Revisiting the Red Fort car blast case, Delhi was not just a blast site. It was a psychological battlefield — and India won the first encounter by disrupting the attack, writes Lt Gen Syed Ata Hasnain (Retd), Ex-GoC, 15 Corps, Srinagar, in his Op-Ed article Red Fort blast was a psychological battlefield. The geography of terror has changed. It is not just seeking territory; it is seeking minds. How do we fight this form of white-collar terrorism? Radicalism must be confronted in chat rooms, clinics, campuses and cafeterias by an empowered set of people who understand Islam well and can explain its powerful message of peace. Technology can intercept plots. But only social cohesion can prevent them, he writes.

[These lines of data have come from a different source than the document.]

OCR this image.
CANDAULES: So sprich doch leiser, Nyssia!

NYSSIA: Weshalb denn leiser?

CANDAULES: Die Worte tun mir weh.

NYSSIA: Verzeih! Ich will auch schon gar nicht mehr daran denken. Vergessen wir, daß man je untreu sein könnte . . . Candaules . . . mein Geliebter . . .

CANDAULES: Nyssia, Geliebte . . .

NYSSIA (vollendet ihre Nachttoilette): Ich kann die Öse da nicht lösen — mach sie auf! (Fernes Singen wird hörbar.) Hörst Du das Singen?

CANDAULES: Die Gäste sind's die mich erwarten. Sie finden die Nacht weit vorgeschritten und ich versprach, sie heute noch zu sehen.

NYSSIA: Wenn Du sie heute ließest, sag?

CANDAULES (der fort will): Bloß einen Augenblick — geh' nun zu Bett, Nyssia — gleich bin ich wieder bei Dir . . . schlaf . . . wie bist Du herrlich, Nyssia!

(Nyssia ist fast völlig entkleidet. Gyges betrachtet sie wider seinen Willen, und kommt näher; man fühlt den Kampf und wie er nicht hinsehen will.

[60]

The constitutional guarantees to the nation’s minorities remain India’s most important weapon against radical agendas, writes independent journalist Nirupama Subramanian in her Edit piece Lessons from the Red Fort blast. This is the reason Pakistan’s ISI or purveyors of global jihad such as ISIS or al-Qaeda failed to find more than a handful of converts to their agendas or ideologies in Kashmir or elsewhere among the nation’s two hundred million Muslims.
Meanwhile, after a special tribunal sentenced former Bangladesh PM Sheikh Hasina to death on the charges of “crimes against humanity”, the Ministry of External Affairs has stated that India is examining the request for Hasina’s extradition. India should be well prepared to engage with an elected government in Dhaka, writes The Tribune Deputy Editor Vikramdeep Johal in his Edit piece Bangladesh awaits a democratic dawn. It’s also important for India to rebuild ties with Bangladesh because Pakistan is out to exploit the situation created by the Delhi–Dhaka impasse. On the other hand, Dhaka needs to be convinced that allying with a stable India is a much wiser option than siding with an unstable Pakistan, he writes.
Despite October’s shocking trade performance, India’s showing in the first seven months was not that bad. The nation’s path will remain unsteady unless it undertakes key reforms, writes former finance secretary Subhash Chandra Garg in his Edit article India remains on trade-turning pitch. We need to conclude long-pending foreign trade and investment agreements/treaties with the US, EU and also China to make India a production and export powerhouse for new industrial products (including automobiles). We need to open up education, health, accounting, legal and personal services and thoroughly overhaul travel and transport infrastructure and services to build new services-export growth engines, he writes.
How the framers of the Constitution created the Election Commission of India (ECI) two months before the rest of the Constitution commenced on January 26, 1950, is an eye-opener for the people, the government and the Election Commission of India. This sequencing was not a technicality; it was a profound constitutional choice, says SY Quraishi, former Chief Election Commissioner of India, in his Edit piece Why EC was born before the Republic. The framers knew that once the Constitution began to operate, India would require a government elected under its authority. The ECI, thus, had to be constituted before the Republic was born, so that the first government would derive its legitimacy not from an executive but from a constitutionally independent referee.